Meet Scale and SLA Demands in Real-Time Data Architectures
Companies have gathered years of data into an incredible store of information, with new data streaming in at skyrocketing rates.
But in the race to put all this data to work in the explosion of artificial intelligence, machine learning and real-time applications, many organizations hit two significant hurdles: operating at fluctuating and ever-growing scale, and service delivery service-level agreements (SLAs) that demand faster performance for instant, real-time decision-making.
It’s easy to build something that works well for a few people or a small amount of data. But ensuring operation at high scale is now table stakes. There’s just no slow roll on scale. Every company is racing to build applications and deliver real-time transactions and exceptional user experiences to millions of users as quickly as possible. And with that come demanding SLAs for performance, uptime and service delivery.
The world is impatient for information and answers. Any lag or downtime now has an immediate impact on operational profit, revenue generation and customer satisfaction. The risks are high.
Let’s look at the various levers that are required for delivering high throughput at scale for demanding real-time applications, including massive parallelism, indexing and interoperability.
Having many levels of parallelism is a fundamental tenet of a modern data architecture at scale. On the platform side, you need a divide-and-conquer strategy by dividing the data space into multiple partitions that can be independently processed. Use separate database clusters for edge and core systems. And have it all operating independently and yet aligned with one another.
This means using multiple nodes in a cluster operating as an integrated distributed system, using multiple, concurrently accessible drives within a cluster node to deliver parallel execution threads both within a node and across multiple nodes in the cluster.

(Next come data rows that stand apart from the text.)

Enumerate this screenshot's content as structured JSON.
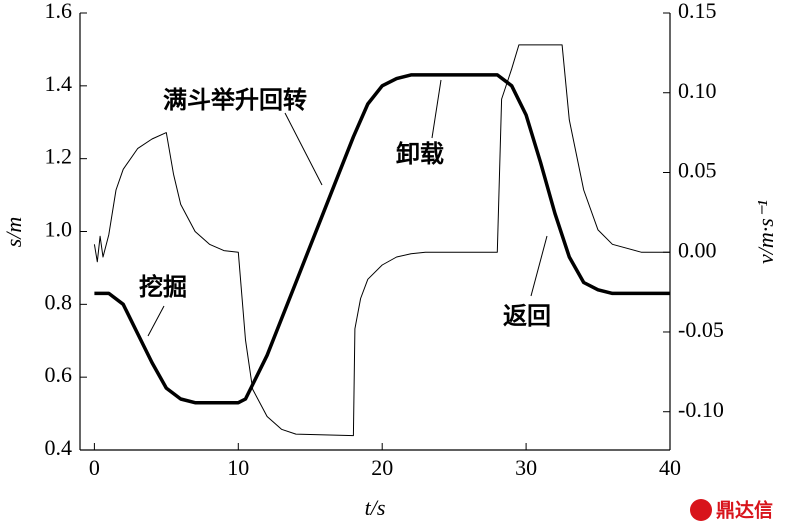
{
  "chart_data": {
    "type": "line",
    "xlabel": "t/s",
    "ylabel": "s/m",
    "y2label": "v/m·s⁻¹",
    "annotations": [
      "满斗举升回转",
      "卸载",
      "挖掘",
      "返回"
    ],
    "watermark": "鼎达信",
    "xlim": [
      -1,
      40
    ],
    "xticks": [
      0,
      10,
      20,
      30,
      40
    ],
    "ylim": [
      0.4,
      1.6
    ],
    "yticks": [
      0.4,
      0.6,
      0.8,
      {
        "value": 1.0,
        "label": "1.0"
      },
      1.2,
      1.4,
      1.6
    ],
    "y2lim": [
      -0.124,
      0.15
    ],
    "y2ticks": [
      {
        "value": -0.1,
        "label": "-0.10"
      },
      -0.05,
      {
        "value": 0,
        "label": "0.00"
      },
      0.05,
      {
        "value": 0.1,
        "label": "0.10"
      },
      0.15
    ],
    "series": [
      {
        "name": "s",
        "color": "#000000",
        "width": 3.5,
        "x": [
          0,
          1,
          2,
          3,
          4,
          5,
          6,
          7,
          8,
          9,
          10,
          10.5,
          11,
          12,
          13,
          14,
          15,
          16,
          17,
          18,
          19,
          20,
          21,
          22,
          23,
          28,
          29,
          30,
          31,
          32,
          33,
          34,
          35,
          36,
          40
        ],
        "values": [
          0.83,
          0.83,
          0.8,
          0.72,
          0.64,
          0.57,
          0.54,
          0.53,
          0.53,
          0.53,
          0.53,
          0.54,
          0.58,
          0.66,
          0.76,
          0.86,
          0.96,
          1.06,
          1.16,
          1.26,
          1.35,
          1.4,
          1.42,
          1.43,
          1.43,
          1.43,
          1.4,
          1.32,
          1.19,
          1.05,
          0.93,
          0.86,
          0.84,
          0.83,
          0.83
        ]
      },
      {
        "name": "v",
        "color": "#000000",
        "width": 1,
        "axis": "y2",
        "x": [
          0,
          0.2,
          0.4,
          0.6,
          1,
          1.5,
          2,
          3,
          4,
          5,
          5.5,
          6,
          7,
          8,
          9,
          10,
          10.5,
          11,
          12,
          13,
          14,
          18,
          18.1,
          18.5,
          19,
          20,
          21,
          22,
          23,
          28,
          28.3,
          29,
          29.5,
          31,
          32.5,
          33,
          34,
          35,
          36,
          38,
          40
        ],
        "values": [
          0.005,
          -0.006,
          0.01,
          -0.003,
          0.011,
          0.039,
          0.052,
          0.065,
          0.071,
          0.075,
          0.049,
          0.03,
          0.013,
          0.005,
          0.001,
          0,
          -0.055,
          -0.086,
          -0.103,
          -0.111,
          -0.114,
          -0.115,
          -0.048,
          -0.029,
          -0.017,
          -0.008,
          -0.003,
          -0.001,
          0,
          0,
          0.096,
          0.115,
          0.13,
          0.13,
          0.13,
          0.083,
          0.039,
          0.014,
          0.005,
          0,
          0
        ]
      }
    ]
  }
}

Beyond the data-processing side of your data architecture, you also need parallel architecture in query layers and streaming pipeline layers. Furthermore, in addition to scale-out across multiple nodes and multiple drives within nodes, it is also important to scale up on a single node by using multiple threads with CPU and NUMA (non-uniform memory access) pinning to take full advantage of modern processors.

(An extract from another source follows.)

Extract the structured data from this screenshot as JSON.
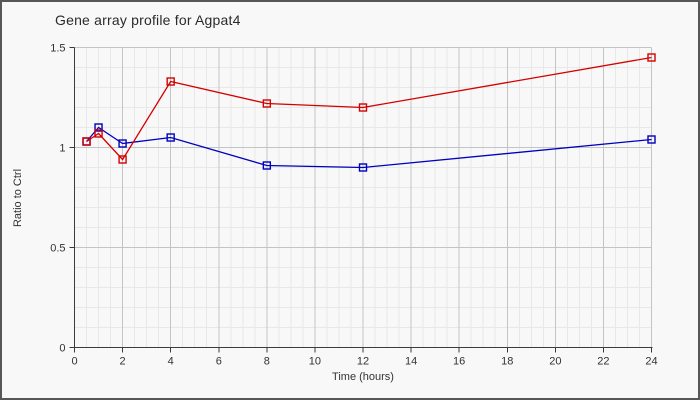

In distributed systems processing large amounts of data, it can be a struggle to have enough network bandwidth for all the data to go back and forth between the edge, the core, all your clouds and the inherently distributed nature of today’s data deployments. Scanning large amounts of data can take large amounts of time and can negatively affect performance when queries scan every document or entry in a table, which eats bandwidth and compute resources.

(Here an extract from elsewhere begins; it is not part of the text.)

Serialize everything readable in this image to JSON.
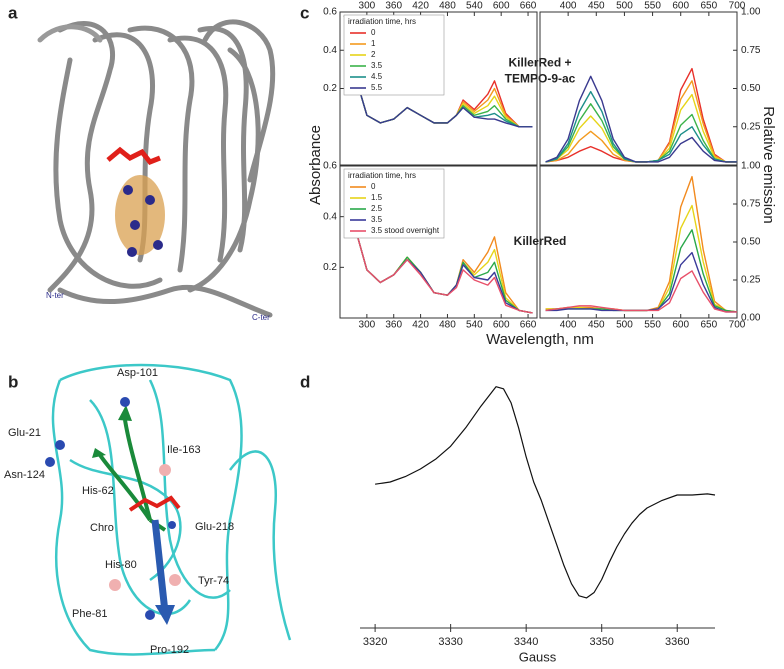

To solve this problem, companies often spend lavishly on more capacity and compute. But in reality, the answer to better bandwidth and compute performance lies in combining massively parallel query processing with secondary indexing, which reduces or eliminates the amount of data that needs to be moved between system components.
Secondary indexing is a data structure that locates all the records in a namespace, or a set within it, based on a field value in the record. When any indexed value within a record is updated, the secondary index is automatically (and atomically) updated.
Secondary indexes can take a while to build the first time, but take little additional effort to keep records updated, thus enabling any resulting queries using the secondary index to become faster — in some cases by several orders of magnitude.
You can further speed up the performance of secondary indexes with specific configurations, including some present in the Aerospike platform. Secondary indexes can be stored in dynamic random access memory (DRAM) for fast lookups. They are co-located with the primary index entries on every node in the cluster, thus enabling a secondary index query to execute in parallel on all nodes at the same time.
Each secondary index contains only references to records local to the node, allowing for storage and lookup optimizations enabling efficient storage utilization as well as extremely fast lookup and update times.
As data “democratizes” to more people, partners and applications, and increasingly needs to meet real-time demands, all the old, centralized technology stacks are shifting to new models that increasingly demand more speed and stability at scale.
The most successful digital transformation efforts use an augmentation strategy where they retain the old systems for certain applications, but introduce new systems like Aerospike for new applications. This way many of the compliance and reporting mechanisms (decades old) can continue unaffected, while the organization uses the new systems for speeding up the building of new apps that are critical to improving overall user experience and staying competitive in a fast-changing world.
Most of what we’ve examined is at the data platform (or network) level. But data platforms aren’t an island. They operate among a new stack of real-time software that includes everything from intake (streaming using Kafka to AI/ML processing using Spark) and querying using a range of SQL (such as Presto) and other standards for data access.
As you build to scale, you’ll want to understand how these critical related systems handle performance at scale.
Companies face ever-greater pressures for more applications in the hands of users. It’s tempting — and common — to build to the minimum viable product, but I hope you’ll start building systems for handling high scale from the very beginning and avoid the pain and penalties of re-platforming and missing SLAs due to demand spikes.